What a Lass Wants by Keats Rowan

What a Lass Wants by Keats Rowan

Author:Keats, Rowan [Keats, Rowan]
Language: eng
Format: mobi, epub
Published: 2015-05-04T22:00:00+00:00


* * *

Magda handed Marsailli a fresh pad of linen and moss. “Place the bloodied one in the bucket,” she said. “I’ll burn it in the fire later.”

“I’m grateful for your assistance,” Marsailli said to the midwife, blushing. “Before you arrived, dealing with my menses was a mortifying experience. Men have no knowledge of such things, and during my last monthly time the soldiers treated me as they would a leper.”

The older woman shrugged. “They believe what the priests tell them—that a woman’s flux is a punishment for her sins. That it is somehow wretched and filthy. But we know better. It is merely the body’s way of preparing you for motherhood.”

Marsailli adjusted her dress and then pushed aside the curtain to join Magda in the larger part of their tent. “Is it not a punishment? The nuns at the priory said Eve did not bleed before she was cast from the garden.”

The midwife grunted. “Believe what you will. I follow the old ways, not the new.”

“Are not midwives granted license by the village priests?”

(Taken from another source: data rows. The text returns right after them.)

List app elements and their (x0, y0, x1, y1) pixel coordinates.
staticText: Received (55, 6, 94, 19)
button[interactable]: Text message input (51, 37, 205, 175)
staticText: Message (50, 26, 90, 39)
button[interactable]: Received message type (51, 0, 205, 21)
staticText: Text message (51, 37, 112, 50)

Magda laughed, a deep, hearty chuckle. “Do you think our captor cares whether a priest has blessed my skills or not? Nay. All he bothered to verify was my ability to keep a newborn babe alive.”

The midwife snatched up the bucket and left the tent.

Marsailli studied the fluttering tent flap with longing. As autumn advanced, the days grew crisp and short, and the opportunities to enjoy fine weather were limited. Sir Giric refused to look upon her face while her monthly blood flowed, and he would not allow her to step outside. Indeed, he blamed her for the need to pack up and pitch this one small tent—all the others had been abandoned. With a grimace, she picked up her sewing and sat on a stool before the small brazier that kept the chill at bay. The hems and cuffs of her dresses were wearing thin and required constant mending. Best she keep herself busy until her time was ended.

She sighed heavily.

She missed Caitrina. After their mother had passed, they’d become closer than most sisters, sharing every thought, every laugh, every fear. It was Caitrina who had taught her a proper running stitch and how to use embroidery to strengthen a fraying edge. Marsailli studied her mending efforts with a frown. She hoped her sister was having an easier time than she.

Giric was a cruel man, and one day he would make good on the villainous threats he heaped upon her. He would either rape her or kill her, of that she was certain.

What had Caitrina been thinking to send her off with King Edward and his brutish henchman? She must have known it would be Giric who would be tasked with returning her to Scotland. How could she imagine Marsailli would be safe in his care? Had she believed, as Marsailli once had, that his disfigured face was deserving of sympathy rather than fear? If so, she’d been a fool. He was every bit as wicked as his scar suggested.